Webb is the reigning NL Cy Young Award winner and is coming off another impressive regular season, highlighted by an amazing 42-inning scoreless streak. The right-hander had three complete games during the shutout run that began against the Cubs on July 20.
In that game, Webb gave up three runs and five hits in seven innings of a 6-2 loss, but went 10-2 with a 2.43 ERA in his final 13 starts.
Webb is 4-1 with a 2.53 ERA in seven career starts against the Cubs, and 2-0 with a 1.76 ERA in three home starts against them. He finished 8-5 with a 3.17 ERA at Chase Field this season after going 5-1 and 2.42 ERA in his last seven starts there.
In his last outing Friday, Webb gave up two runs in seven innings of a 4-2 win over Colorado as the Diamondbacks clinched the NL West.
Zambrano has had an up-and-down season for the Cubs, but seems to have regained his dominance heading into the playoffs.
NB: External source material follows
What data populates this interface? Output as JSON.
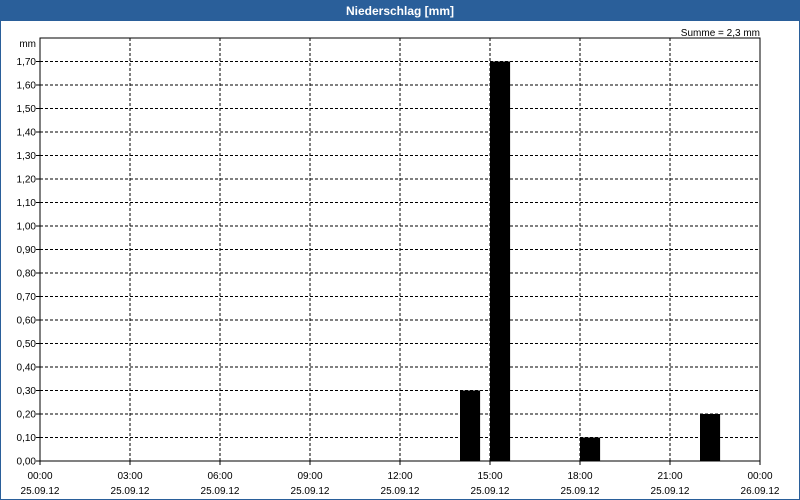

The right-hander was 5-5 with a 5.62 ERA in his first 12 starts, then went 9-2 with a 1.43 ERA from June 6-Aug. 3, only to post a 9.42 ERA in losing his next five starts.
In his final five starts of the season, though, the right-hander went 4-1 with a 1.67 ERA and didn’t allow a run in his last 13 innings. Zambrano held Cincinnati to six hits and a walk in Friday’s 6-0 win as the Cubs clinched the division.
“I’m ready, I’m excited,” Zambrano told the team’s official Web site. “After I went to the playoffs in ’03, I got thirsty and hungry for that first game. Now that I have more experience in the big leagues, I’m ready for the playoffs.”
In three postseason starts in 2003, Zambrano went 0-1 with a 5.40 ERA. He was just 22 years old then, but is now the staff ace and an emotional leader of the team.
The Cubs should feel confident in having Zambrano start Game 1 on the road, where he’s 12-4 with a 3.06 ERA in 17 starts. He won all three of his September starts away from Wrigley Field, allowing two runs in 21 innings.
Zambrano has only faced the Diamondbacks at Chase Field, and has not pitched against them since 2005. In four career starts against Arizona, he’s 1-2 with a 4.88 ERA.